» Peindre c’est d’abord aimer la vie. Quand vous peignez vous êtes face à vous-même, vous regardez beaucoup de choses de près, intensément, autrement. Vous êtes heureux. Regardez Van Gogh, à l’évidence, les seuls moments où il était complètement heureux étaient quand il peignait. Dans une biographie on ne peut montrer cela. Seuls les tableaux le montrent. Une partie d’un artiste reste invisible. Ce qui est visible de lui apparait dans ses tableaux. Je peins chaque jour, je travaille chaque jour depuis soixante-dix ans. À partir du moment où vous trichez par égard pour la beauté, vous savez que vous êtes un artiste. » » David HOCKNEY
» David Hockney a une capacité extraordinaire à nous mettre au-dessus, là où l’on est plus heureux. Je lui avais demandé pourquoi sa peinture nous rend heureux et il avait répondu : c’est parce que quand je peins, je suis heureux . Il enchante notre monde, nos émotions comme nos pensées. Il nous fait voir la nature et l’univers plus grands, plus lumineux, plus profonds aussi. Il nous fait nous découvrir « – Suzanne PAGÉ (Directrice artistique de la Fondation Vuitton)


Si vous avez envie de vous accorder une belle promenade picturale heureuse, optimiste, lumineuse, colorée, auréolée de sérénité, pleine de fraîcheur, et de, comme l’affirme l’artiste lui-même : « tout arrêter, suspendre le cours du temps, des jours, retenir le ciel avant qu’il ne bascule dans l’été, et rester ici dans un printemps qui ne finit jamais … J’espère que mon exposition rendra les gens optimistes, qu’elle leur fera oublier ce qu’il y a dans les journaux », eh bien je vous conseille de vous rendre à la Fondation Vuitton afin d’admirer la très belle et importante exposition qui se tient actuellement et jusqu’au 31 août 2025, à savoir : David HOCKNEY 25.
Une exposition mêlant tradition et modernité, réalisée en étroite collaboration avec Hockney lui-même et qui se présente en divers espaces soit onze galeries sur quatre étages . L’ensemble représente soixante-dix ans de carrière avec des toiles couvrant la période allant de 1955 à 1997 et d’autres portant sur les 25 dernières années de création de cet artiste.
Elle célèbre un génie créatif contemporain, prolifique, éclectique, curieux, impertinent, audacieux, surprenant, innovant, reconnaissable entre tous, un important maitre des nouvelles technologies, sachant parfaitement maitriser la couleurs, les nuances du temps qui passe et ce avec une palette vivante, épurée, expressive, exprimée avec des tourbillons de teintes vives.

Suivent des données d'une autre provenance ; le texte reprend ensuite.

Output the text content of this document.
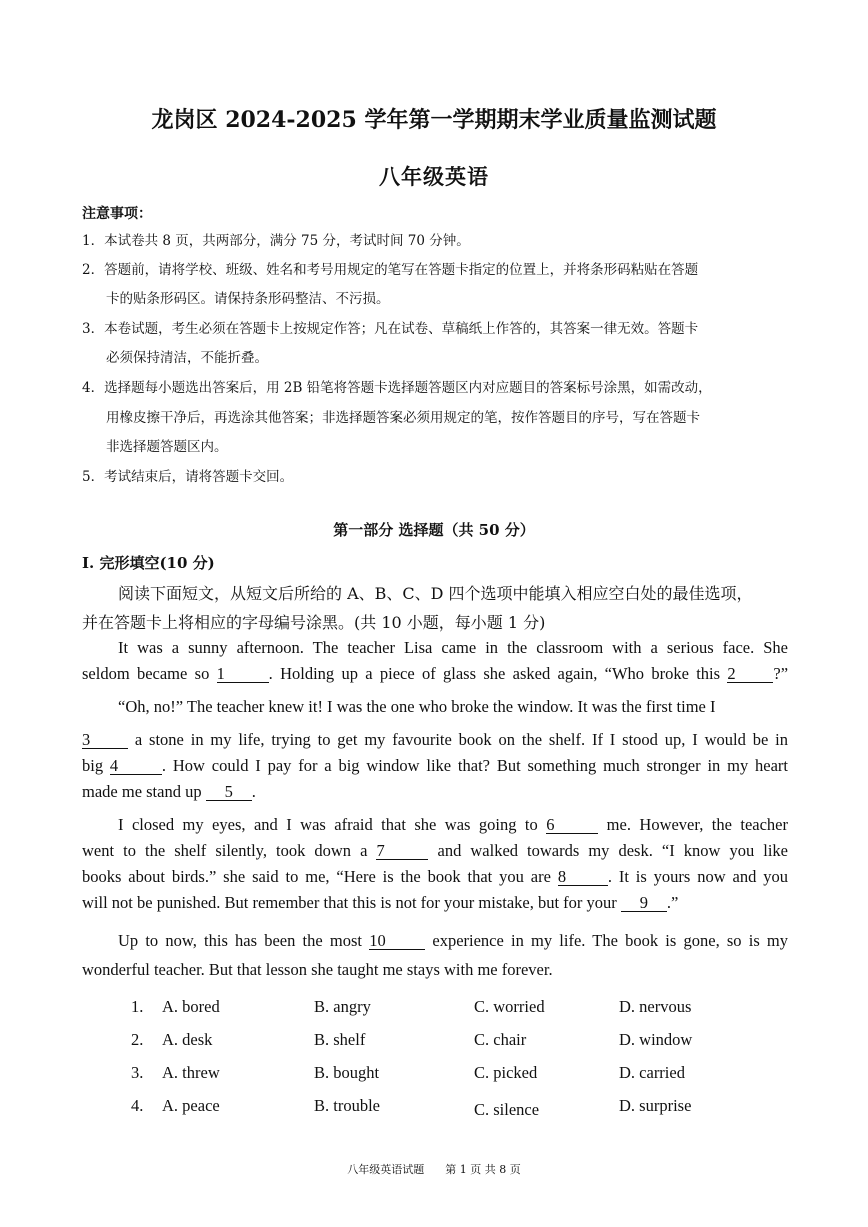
龙岗区 2024-2025 学年第一学期期末学业质量监测试题
八年级英语
注意事项：
1．本试卷共 8 页，共两部分，满分 75 分，考试时间 70 分钟。
2．答题前，请将学校、班级、姓名和考号用规定的笔写在答题卡指定的位置上，并将条形码粘贴在答题
卡的贴条形码区。请保持条形码整洁、不污损。
3．本卷试题，考生必须在答题卡上按规定作答；凡在试卷、草稿纸上作答的，其答案一律无效。答题卡
必须保持清洁，不能折叠。
4．选择题每小题选出答案后，用 2B 铅笔将答题卡选择题答题区内对应题目的答案标号涂黑，如需改动，
用橡皮擦干净后，再选涂其他答案；非选择题答案必须用规定的笔，按作答题目的序号，写在答题卡
非选择题答题区内。
5．考试结束后，请将答题卡交回。
第一部分 选择题（共 50 分）
I. 完形填空(10 分)
阅读下面短文，从短文后所给的 A、B、C、D 四个选项中能填入相应空白处的最佳选项，
并在答题卡上将相应的字母编号涂黑。(共 10 小题，每小题 1 分)
It was a sunny afternoon. The teacher Lisa came in the classroom with a serious face. She
seldom became so 1	. Holding up a piece of glass she asked again, “Who broke this 2 ?”
“Oh, no!” The teacher knew it! I was the one who broke the window. It was the first time I
3	a stone in my life, trying to get my favourite book on the shelf. If I stood up, I would be in
big 4	. How could I pay for a big window like that? But something much stronger in my heart
made me stand up 5 .
I closed my eyes, and I was afraid that she was going to 6	me. However, the teacher
went to the shelf silently, took down a 7	and walked towards my desk. “I know you like
books about birds.” she said to me, “Here is the book that you are 8	. It is yours now and you
will not be punished. But remember that this is not for your mistake, but for your 9 .”
Up to now, this has been the most 10	experience in my life. The book is gone, so is my
wonderful teacher. But that lesson she taught me stays with me forever.
1. A. bored	B. angry	C. worried	D. nervous
2. A. desk	B. shelf	C. chair	D. window
3. A. threw	B. bought	C. picked	D. carried
4. A. peace	B. trouble	C. silence	D. surprise
八年级英语试题      第 1 页 共 8 页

Excellent dessinateur au départ, il n’a eu cesse de se réinventer et depuis le début, il fascine la critique. Sa raison d’être c’est la peinture.

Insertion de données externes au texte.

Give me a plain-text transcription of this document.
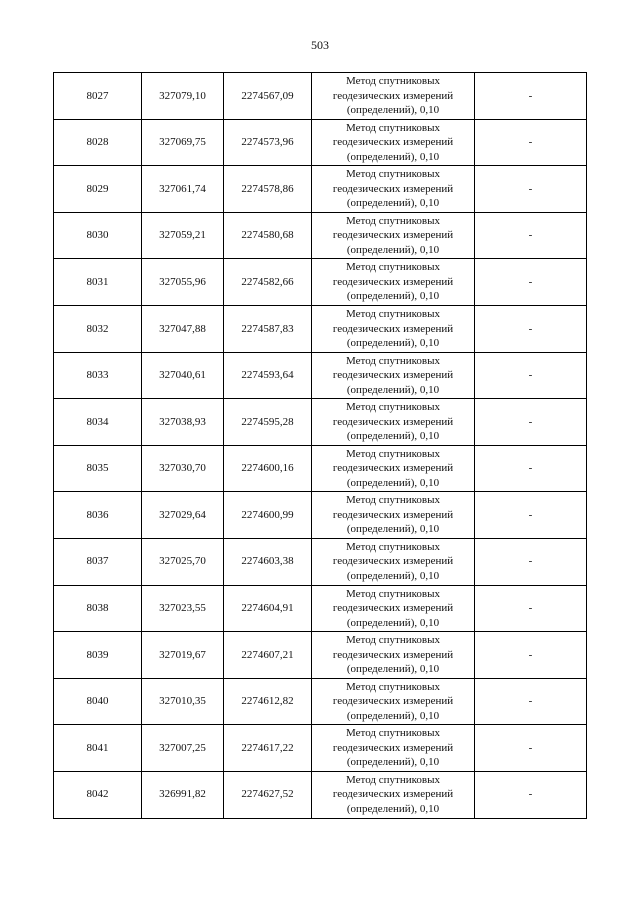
503
8027	327079,10	2274567,09	Метод спутниковых
геодезических измерений
(определений), 0,10	-
8028	327069,75	2274573,96	Метод спутниковых
геодезических измерений
(определений), 0,10	-
8029	327061,74	2274578,86	Метод спутниковых
геодезических измерений
(определений), 0,10	-
8030	327059,21	2274580,68	Метод спутниковых
геодезических измерений
(определений), 0,10	-
8031	327055,96	2274582,66	Метод спутниковых
геодезических измерений
(определений), 0,10	-
8032	327047,88	2274587,83	Метод спутниковых
геодезических измерений
(определений), 0,10	-
8033	327040,61	2274593,64	Метод спутниковых
геодезических измерений
(определений), 0,10	-
8034	327038,93	2274595,28	Метод спутниковых
геодезических измерений
(определений), 0,10	-
8035	327030,70	2274600,16	Метод спутниковых
геодезических измерений
(определений), 0,10	-
8036	327029,64	2274600,99	Метод спутниковых
геодезических измерений
(определений), 0,10	-
8037	327025,70	2274603,38	Метод спутниковых
геодезических измерений
(определений), 0,10	-
8038	327023,55	2274604,91	Метод спутниковых
геодезических измерений
(определений), 0,10	-
8039	327019,67	2274607,21	Метод спутниковых
геодезических измерений
(определений), 0,10	-
8040	327010,35	2274612,82	Метод спутниковых
геодезических измерений
(определений), 0,10	-
8041	327007,25	2274617,22	Метод спутниковых
геодезических измерений
(определений), 0,10	-
8042	326991,82	2274627,52	Метод спутниковых
геодезических измерений
(определений), 0,10	-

J’ai parlé des nouvelles technologies : en effet, c’est vers 1986 qu’il a décidé d’utiliser une photocopieuse couleur laser pour la mettre au service de sa peinture. Viendront, par la suite : le fax, l’ordinateur, la palette graphique, l’iPhone, l’iPad et la caméra haute résolution plus récemment.
» L’iPad est un outil formidable. On peut travailler très vite .C’est parfait pour saisir la nature qui change constamment. On peut procéder par couches, revenir en arrière, travailler sur les précédentes. C’est un outil qui a vraiment changé ma façon d’aborder la toile » D.H.
« C’est un génie car il ne fait jamais la même chose . On se sent petit ou immense devant son travail, c’est émouvant, très cinématographique, métaphysique » Florence CALAME-LEVERT (Conservatrice d’art moderne et contemporain)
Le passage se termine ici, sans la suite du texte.